I returned yesterday from a trip to Moscow with a group of New York rabbis. We were there to witness the work UJA supports in the former Soviet Union.
Our group stood out on the streets of Moscow — nine New York rabbis from across the denominational spectrum, six wearing kippot. But, as our guide predicted, we elicited hardly a glance, even while riding the Metro at night. Remarkably, today one walks more comfortably as a Jew in Moscow than in Paris.
Even more surprising is the vibrancy of Jewish life. Despite 70 years of total Soviet repression, we saw diverse, passionate, innovative expressions of Judaism all around us. Just to name a few: a Jewish preschool rivaling any New York program, a “winter camp” focusing on new media through a Jewish lens for kids over school break, a cutting-edge Jewish museum, Jewish film and music festivals, and an immense network of “Heseds” providing for the needs of the elderly.
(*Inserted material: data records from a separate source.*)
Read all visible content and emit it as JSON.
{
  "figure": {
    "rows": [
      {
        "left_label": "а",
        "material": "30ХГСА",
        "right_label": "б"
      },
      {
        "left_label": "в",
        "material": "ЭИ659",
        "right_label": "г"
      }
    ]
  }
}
Perhaps the most surprising — and stirring — element of this Jewish renaissance is that it’s overwhelmingly led by young adults, many of who only learned they were Jewish as teens or even later. And we take for granted that young Jewish leaders often have parents or grandparents as role models. But in the FSU, as a young woman told us: “Every teenager starts her Jewish journey by herself.”
For more than 25 years, UJA has spent millions of dollars annually, working with grassroots organizations and our primary overseas partners — the Jewish Agency for Israel and the American Jewish Joint Distribution Committee — in helping revitalize Jewish life in the former Soviet Union. And while surely there have been missteps, and also real challenges ahead, we’re enormously heartened by the results.
Our proudest achievement: enabling young adults to lead. In that vein, on our last night in Moscow, we met about a dozen recent winners of our annual “Grassroots Competition,” where individuals or groups with innovative ideas for engaging young Jews can get the resources they need to turn their ideas into reality. It was an amazing display of talent, one more impressive than the next: Chabad rabbi and songwriter; serial entrepreneur working with people with disabilities; movie director; klezmer musician; IT whiz — all radiating an unforgettable grit, ingenuity, and energy.
The rabbis and I later reflected on what we’d witnessed. One rabbi recounted a memorable childhood experience when, at the height of the movement to free Soviet Jewry, Rabbi Shlomo Carlebach gave a concert and began with Shalom Aleichem, the song we traditionally sing at our Friday night dinner tables. As Rabbi Carlebach told the audience, the song welcomes angels of God who are there to help us usher in the Sabbath. But although the Sabbath has just begun, the song unexpectedly concludes with our wishing the angels well as they take their leave. Rabbi Carlebach explained that the angels leave because other Jews in the world, like those longing for freedom in the Soviet Union, are more in need of their assistance.
The rabbi on our trip concluded by saying, only half in jest, that it might be time for the angels to return to America.
And then we all sang Shalom Aleichem.